虽然对颜有金今日的作法不满,但他仍是压下了脾气,低声下气道:“我煮了面,你快下去吃吧,一会凉了要不好吃。”
原本打定主意一直要躲着他的颜有金心里也堵着气,忽然听闻莫汉庭亲自为自己煮了一碗面,心里的怒气便已经消退了一大半。
稍顷,她终于动了,睫毛闪了闪,望着窗外夜景的视线移至蓝色的门上——
莫汉庭做好了面,然后一直这么等着自己么?
骄傲如他,难得一次低声下气,她态度放软,缓缓地朝门边走去,但在手触及门锁的瞬间,她犹豫了……
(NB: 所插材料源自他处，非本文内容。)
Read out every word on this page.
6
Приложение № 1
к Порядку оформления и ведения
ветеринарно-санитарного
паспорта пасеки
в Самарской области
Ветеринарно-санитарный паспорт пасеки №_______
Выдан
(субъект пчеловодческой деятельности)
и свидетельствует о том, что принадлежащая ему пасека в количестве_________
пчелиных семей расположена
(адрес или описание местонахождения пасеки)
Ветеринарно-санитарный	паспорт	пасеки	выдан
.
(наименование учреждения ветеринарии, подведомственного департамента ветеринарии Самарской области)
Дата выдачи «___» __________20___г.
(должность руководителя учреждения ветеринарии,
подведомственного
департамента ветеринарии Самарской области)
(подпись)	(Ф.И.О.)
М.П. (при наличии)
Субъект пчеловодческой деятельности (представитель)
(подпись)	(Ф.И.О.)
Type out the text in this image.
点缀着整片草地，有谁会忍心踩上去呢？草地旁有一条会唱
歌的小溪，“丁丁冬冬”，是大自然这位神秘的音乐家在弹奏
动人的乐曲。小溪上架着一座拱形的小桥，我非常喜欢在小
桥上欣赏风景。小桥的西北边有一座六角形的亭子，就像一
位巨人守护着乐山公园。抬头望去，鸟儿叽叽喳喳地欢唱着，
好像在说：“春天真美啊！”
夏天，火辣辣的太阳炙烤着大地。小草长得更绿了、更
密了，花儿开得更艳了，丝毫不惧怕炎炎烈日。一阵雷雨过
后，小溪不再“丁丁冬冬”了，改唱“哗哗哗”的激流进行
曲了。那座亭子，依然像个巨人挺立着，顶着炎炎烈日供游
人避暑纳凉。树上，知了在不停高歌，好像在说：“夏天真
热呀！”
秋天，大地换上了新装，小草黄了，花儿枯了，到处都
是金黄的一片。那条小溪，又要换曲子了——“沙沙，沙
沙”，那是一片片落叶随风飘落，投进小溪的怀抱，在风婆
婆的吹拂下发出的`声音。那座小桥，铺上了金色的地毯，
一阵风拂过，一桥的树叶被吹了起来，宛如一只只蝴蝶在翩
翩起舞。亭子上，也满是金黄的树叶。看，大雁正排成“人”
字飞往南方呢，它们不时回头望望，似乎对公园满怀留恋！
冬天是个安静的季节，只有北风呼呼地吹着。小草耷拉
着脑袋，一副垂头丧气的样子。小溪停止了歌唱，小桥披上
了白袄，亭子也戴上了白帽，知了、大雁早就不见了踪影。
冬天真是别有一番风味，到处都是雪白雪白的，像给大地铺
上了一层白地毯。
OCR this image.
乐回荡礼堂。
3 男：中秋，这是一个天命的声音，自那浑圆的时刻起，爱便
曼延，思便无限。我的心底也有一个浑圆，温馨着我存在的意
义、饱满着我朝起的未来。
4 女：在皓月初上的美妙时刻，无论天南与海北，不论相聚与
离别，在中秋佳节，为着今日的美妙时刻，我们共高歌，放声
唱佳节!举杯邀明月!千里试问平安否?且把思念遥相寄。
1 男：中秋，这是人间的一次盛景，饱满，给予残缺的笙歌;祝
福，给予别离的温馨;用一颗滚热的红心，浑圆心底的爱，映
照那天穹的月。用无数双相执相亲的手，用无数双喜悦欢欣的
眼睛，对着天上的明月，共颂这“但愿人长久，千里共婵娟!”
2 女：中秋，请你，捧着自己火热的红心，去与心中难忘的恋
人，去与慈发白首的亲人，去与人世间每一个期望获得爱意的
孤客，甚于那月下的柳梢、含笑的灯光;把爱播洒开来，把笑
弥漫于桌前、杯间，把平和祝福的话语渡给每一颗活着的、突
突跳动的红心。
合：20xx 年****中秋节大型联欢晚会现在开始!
与他面对面心平气和地坐着吃面么?那多尴尬,之前自己还对他蹬鼻子上脸的,原谅她一时半会做不到坦然,只因她还没消气!
于是,她又转过身去,再度坐到窗边。
“你真的不开门?”门外再度响起莫汉庭的声音,但听起来有些危险。
她轻抿双唇,决定不再去管门外的动静。
正心思百转之际,门外终于低低地响起莫汉庭离去的脚步声,看来他放弃呼唤她了。
唉……这人简直无理取闹,叶殊明明奋力保护自己,他吃个什么醋,不分青红皂白,不辨是非胡搅蛮缠,无端冤枉好人。